I took a deep breath as I went inside, locking the front door behind me. The quiet was a good sign. No sirens, no cops. I made Armenian coffee and poured it into two espresso cups. That stuff is strong enough to make the dead dance, Grandpa Andrei used to say. Dad drank his while gazing at the cuckoo clock on the kitchen wall. Olga refused to come out of the bathroom. There was no point asking what had happened, not that I actually wanted to know; but judging by the worried expression on Dad’s face, it was obvious that Olga had finally gotten proof of his unfaithfulness.

When Olga came into the kitchen, my father grinned at her.

“Don’t even start.” Olga shook a finger at him.

“But it was nothing, my sparrow. I did … she attacked me, you see. I didn’t want to but—”

“You fell into her pussy, I know,” she said. “Men are dogs, only dogs don’t lie about being dogs. They don’t screw the clients, expecting their wives to say nothing.” Olga rummaged through every cabinet, huffing at all of Dad’s awkward apologies, until she found a full bottle of vodka under the sink.

I reached for the bottle and tried to pry it from her hands. “Come on, Olga. It’s late. Go to bed, okay?”

Olga spit on the floor. She then went outside with the bottle tucked under one arm, leaned the garden ladder against the back of the house, and climbed to the roof. “I’m not sleeping with that man tonight,” she shouted from above. “Throw me a blanket, will you?”

I did.

A few minutes later Dad came outside and stood in the backyard, where the grass grew in bunches terrified of all the barren spots. I think he had sobered up a little after the coffee. He looked lost—an unfamiliar sight to me.

“Stop this nonsense, wife. It’ll get cold up there,” he said.

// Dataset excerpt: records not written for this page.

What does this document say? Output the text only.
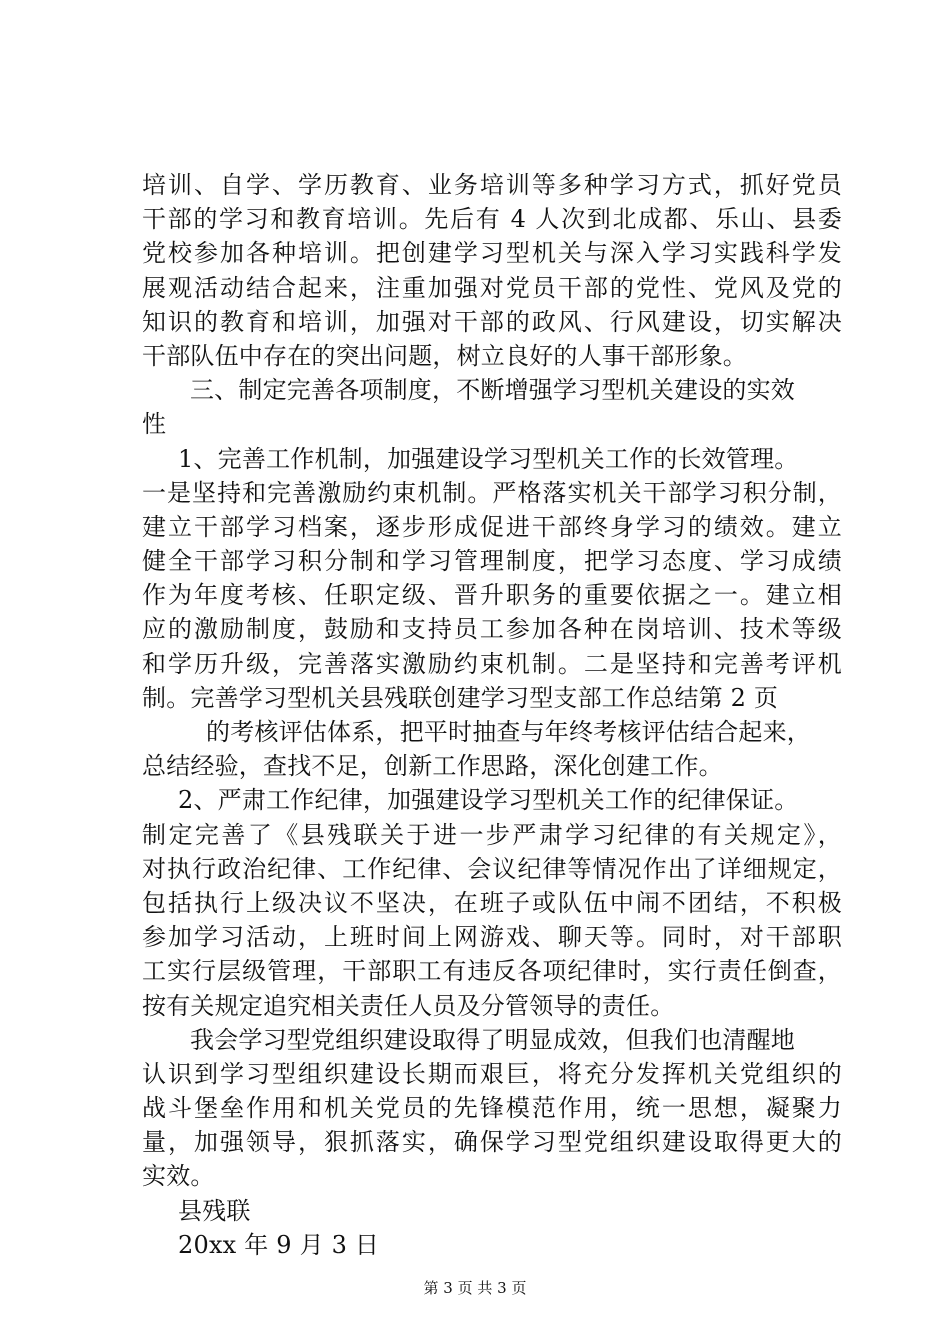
培训、自学、学历教育、业务培训等多种学习方式，抓好党员
干部的学习和教育培训。先后有 4 人次到北成都、乐山、县委
党校参加各种培训。把创建学习型机关与深入学习实践科学发
展观活动结合起来，注重加强对党员干部的党性、党风及党的
知识的教育和培训，加强对干部的政风、行风建设，切实解决
干部队伍中存在的突出问题，树立良好的人事干部形象。
三、制定完善各项制度，不断增强学习型机关建设的实效
性
1、完善工作机制，加强建设学习型机关工作的长效管理。
一是坚持和完善激励约束机制。严格落实机关干部学习积分制，
建立干部学习档案，逐步形成促进干部终身学习的绩效。建立
健全干部学习积分制和学习管理制度，把学习态度、学习成绩
作为年度考核、任职定级、晋升职务的重要依据之一。建立相
应的激励制度，鼓励和支持员工参加各种在岗培训、技术等级
和学历升级，完善落实激励约束机制。二是坚持和完善考评机
制。完善学习型机关县残联创建学习型支部工作总结第 2 页
的考核评估体系，把平时抽查与年终考核评估结合起来，
总结经验，查找不足，创新工作思路，深化创建工作。
2、严肃工作纪律，加强建设学习型机关工作的纪律保证。
制定完善了《县残联关于进一步严肃学习纪律的有关规定》，
对执行政治纪律、工作纪律、会议纪律等情况作出了详细规定，
包括执行上级决议不坚决，在班子或队伍中闹不团结，不积极
参加学习活动，上班时间上网游戏、聊天等。同时，对干部职
工实行层级管理，干部职工有违反各项纪律时，实行责任倒查，
按有关规定追究相关责任人员及分管领导的责任。
我会学习型党组织建设取得了明显成效，但我们也清醒地
认识到学习型组织建设长期而艰巨，将充分发挥机关党组织的
战斗堡垒作用和机关党员的先锋模范作用，统一思想，凝聚力
量，加强领导，狠抓落实，确保学习型党组织建设取得更大的
实效。
县残联
20xx 年 9 月 3 日
第 3 页 共 3 页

“No colder than down there,” she said. “I’m not sleeping with you. Ever.”

Then she started to sing.

I will flee o’er the mountains

Up the path my moon has painted …

The bottle quickly emptied, giving Olga’s lungs more clout. She was a terrible singer. Multiply that by the 40 percent alcohol rushing through her system, and the result would shame a yowling cat. No matter how we tried to get Olga down, she remained unmoved. The threats, the pleas, even the bribes were cut down by ten verses and ten choruses.

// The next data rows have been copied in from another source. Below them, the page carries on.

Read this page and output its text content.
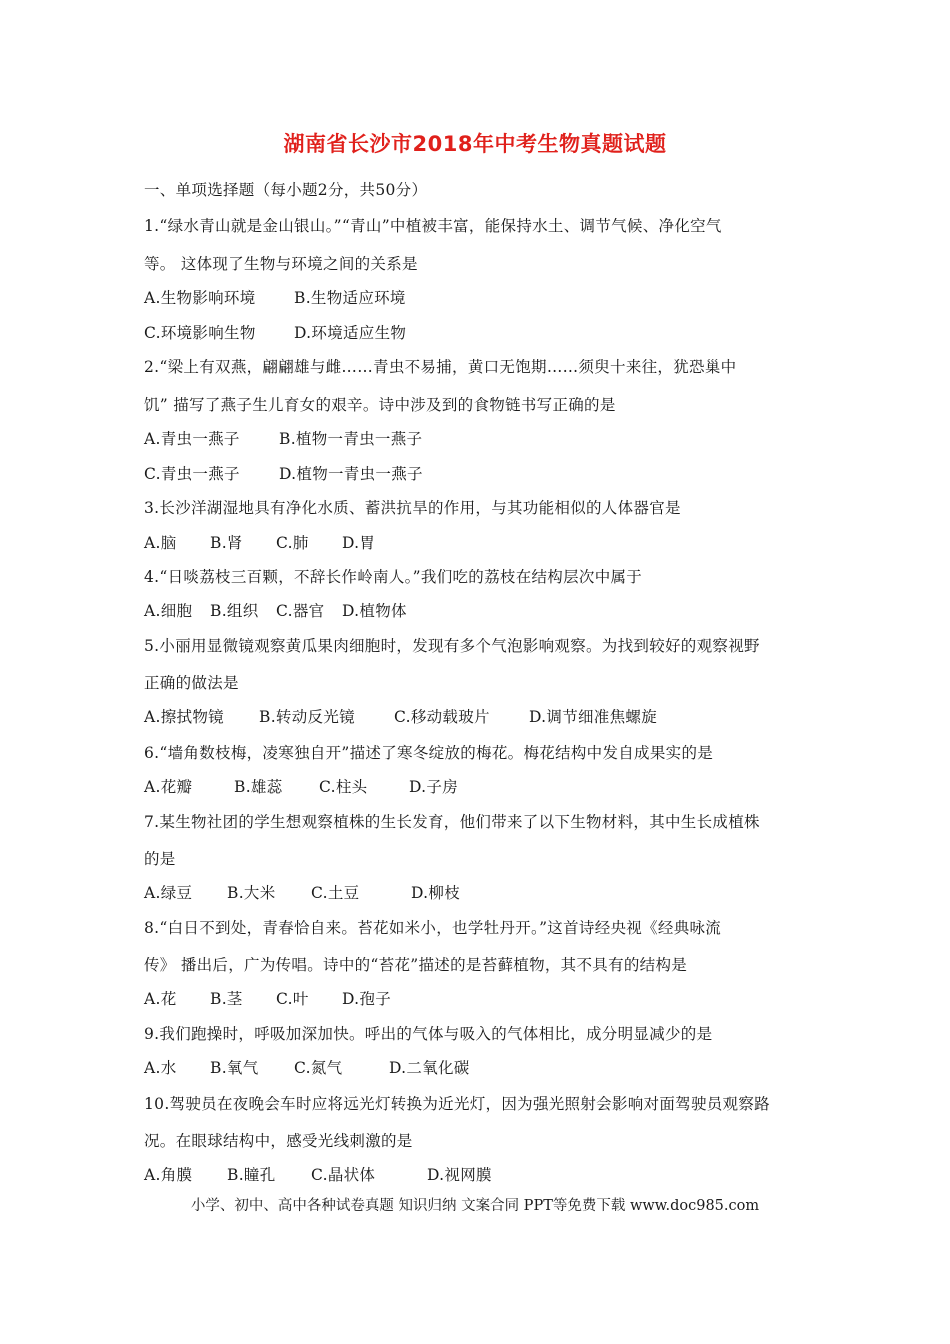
湖南省长沙市2018年中考生物真题试题
一、单项选择题（每小题2分，共50分）
1.“绿水青山就是金山银山。”“青山”中植被丰富，能保持水土、调节气候、净化空气
等。 这体现了生物与环境之间的关系是
A.生物影响环境 B.生物适应环境
C.环境影响生物 D.环境适应生物
2.“梁上有双燕，翩翩雄与雌……青虫不易捕，黄口无饱期……须臾十来往，犹恐巢中
饥” 描写了燕子生儿育女的艰辛。诗中涉及到的食物链书写正确的是
A.青虫一燕子	B.植物一青虫一燕子
C.青虫一燕子	D.植物一青虫一燕子
3.长沙洋湖湿地具有净化水质、蓄洪抗旱的作用，与其功能相似的人体器官是
A.脑 B.肾 C.肺 D.胃
4.“日啖荔枝三百颗，不辞长作岭南人。”我们吃的荔枝在结构层次中属于
A.细胞 B.组织 C.器官 D.植物体
5.小丽用显微镜观察黄瓜果肉细胞时，发现有多个气泡影响观察。为找到较好的观察视野
正确的做法是
A.擦拭物镜 B.转动反光镜	C.移动载玻片	D.调节细准焦螺旋
6.“墙角数枝梅，凌寒独自开”描述了寒冬绽放的梅花。梅花结构中发自成果实的是
A.花瓣	B.雄蕊 C.柱头	D.子房
7.某生物社团的学生想观察植株的生长发育，他们带来了以下生物材料，其中生长成植株
的是
A.绿豆 B.大米 C.土豆	D.柳枝
8.“白日不到处，青春恰自来。苔花如米小，也学牡丹开。”这首诗经央视《经典咏流
传》 播出后，广为传唱。诗中的“苔花”描述的是苔藓植物，其不具有的结构是
A.花 B.茎 C.叶 D.孢子
9.我们跑操时，呼吸加深加快。呼出的气体与吸入的气体相比，成分明显减少的是
A.水 B.氧气 C.氮气	D.二氧化碳
10.驾驶员在夜晚会车时应将远光灯转换为近光灯，因为强光照射会影响对面驾驶员观察路
况。在眼球结构中，感受光线刺激的是
A.角膜 B.瞳孔 C.晶状体	D.视网膜
小学、初中、高中各种试卷真题 知识归纳 文案合同 PPT等免费下载 www.doc985.com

Every time Dad spoke, Olga raised her voice. By three in the morning, vacillating between rage and the very real fear that I might see Olga fall, my body demanded a bed, but I settled for a lawn chair. I fell asleep to the sounds of Olga singing and cursing at the sky.

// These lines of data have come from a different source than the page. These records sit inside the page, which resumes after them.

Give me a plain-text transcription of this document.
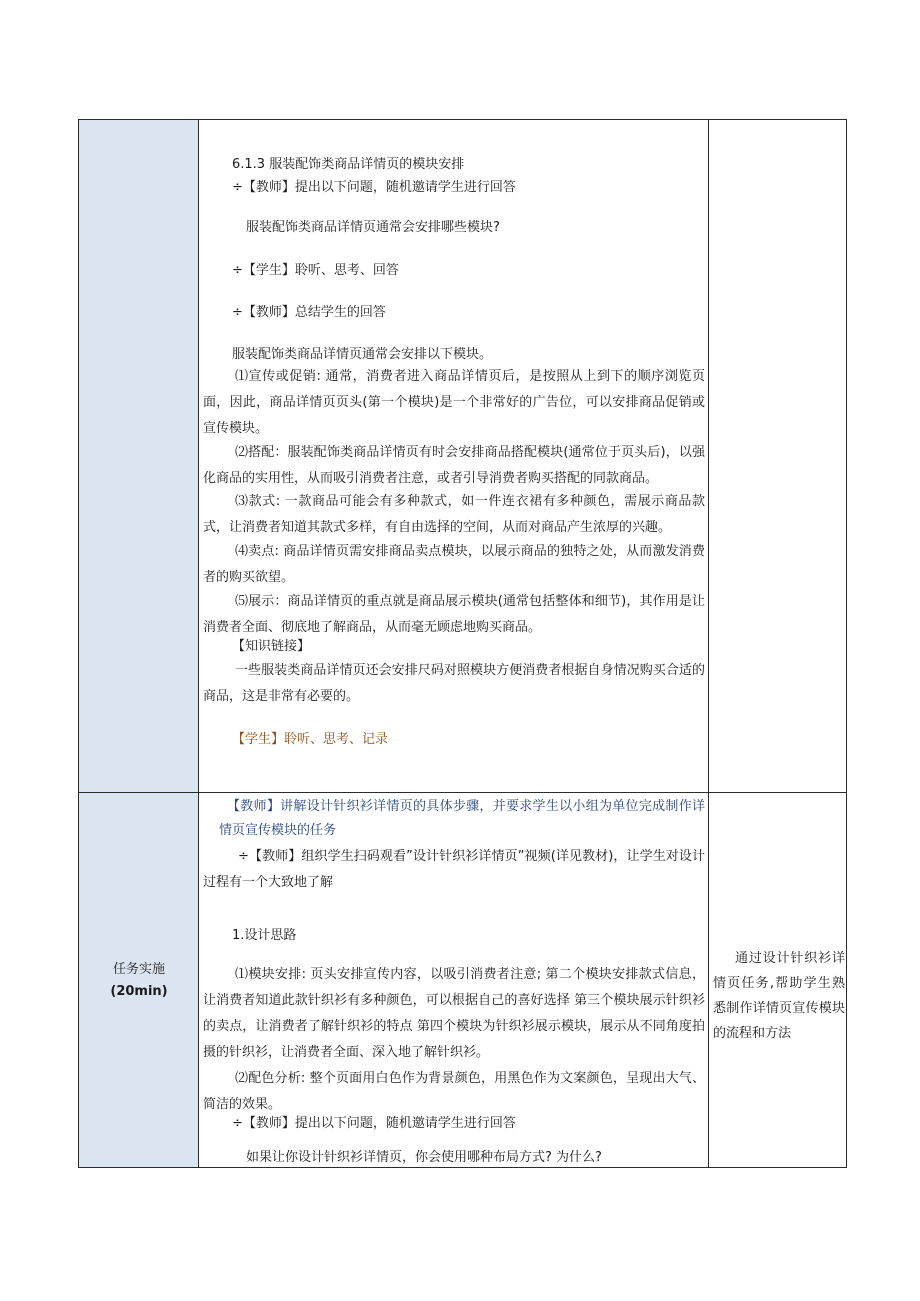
6.1.3 服装配饰类商品详情页的模块安排

÷【教师】提出以下问题，随机邀请学生进行回答

服装配饰类商品详情页通常会安排哪些模块?

÷【学生】聆听、思考、回答

÷【教师】总结学生的回答

服装配饰类商品详情页通常会安排以下模块。

⑴宣传或促销: 通常，消费者进入商品详情页后，是按照从上到下的顺序浏览页面，因此，商品详情页页头(第一个模块)是一个非常好的广告位，可以安排商品促销或宣传模块。

⑵搭配：服装配饰类商品详情页有时会安排商品搭配模块(通常位于页头后)，以强化商品的实用性，从而吸引消费者注意，或者引导消费者购买搭配的同款商品。

⑶款式: 一款商品可能会有多种款式，如一件连衣裙有多种颜色，需展示商品款式，让消费者知道其款式多样，有自由选择的空间，从而对商品产生浓厚的兴趣。

⑷卖点: 商品详情页需安排商品卖点模块，以展示商品的独特之处，从而激发消费者的购买欲望。

⑸展示：商品详情页的重点就是商品展示模块(通常包括整体和细节)，其作用是让消费者全面、彻底地了解商品，从而毫无顾虑地购买商品。

【知识链接】

一些服装类商品详情页还会安排尺码对照模块方便消费者根据自身情况购买合适的商品，这是非常有必要的。

【学生】聆听、思考、记录

任务实施
(20min)

【教师】讲解设计针织衫详情页的具体步骤，并要求学生以小组为单位完成制作详情页宣传模块的任务

÷【教师】组织学生扫码观看”设计针织衫详情页”视频(详见教材)，让学生对设计过程有一个大致地了解

1.设计思路

⑴模块安排: 页头安排宣传内容，以吸引消费者注意; 第二个模块安排款式信息，让消费者知道此款针织衫有多种颜色，可以根据自己的喜好选择 第三个模块展示针织衫的卖点，让消费者了解针织衫的特点 第四个模块为针织衫展示模块，展示从不同角度拍摄的针织衫，让消费者全面、深入地了解针织衫。

⑵配色分析: 整个页面用白色作为背景颜色，用黑色作为文案颜色，呈现出大气、简洁的效果。

÷【教师】提出以下问题，随机邀请学生进行回答

如果让你设计针织衫详情页，你会使用哪种布局方式? 为什么?

通过设计针织衫详情页任务,帮助学生熟悉制作详情页宣传模块的流程和方法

The doorbell rang at seven-thirty. It was our landlord. The neighbors had complained about the inebriated five-foot-three Gypsy woman hollering from the roof all night. Since he also owned the two houses on either side of ours, they were kind enough to call him instead of the police. The house on the right had a neat row of cannabis plants blooming on its patio, and the one on the left contained a large family of illegal immigrants.

“Mr. Roy,” Olga said from the doorway. The landlord’s name was Roy Shuck, but she always called him Mr. Roy. She had finally descended half an hour earlier. “Mr. Roy. I go on roof for count stars. Is my job. Come, I do chart for you. Only one hundred dollars. You take off rent, yes?”

Roy was a tall, sinewy man who lived in his bike shorts. I’d never seen men wear such tight outfits, except for the dancers in the Bolshoi Ballet productions, and even then they used codpieces for modesty. The first time I met Roy, I nearly lost my innocence; he showed up to collect rent in the most perversely crowded pair of animal-print Lycra shorts I hope never to see again. This time he had on a canary-yellow number.

Roy patiently explained about roofs and why tenants shouldn’t go on them. “You’re old enough to know that,” he said jokingly.

Olga took that to heart. “I no old. I wery famous psychic. Clients need hep, so I hep. On roof, inside, everywhere.”

Unfazed by Olga’s indignation, our landlord insisted that from now on all stargazing and client support be done from inside the house. They finally agreed, but according to Olga, only because she’d needed to pee since four in the morning and no longer wished to talk to the idiot in yellow underwear.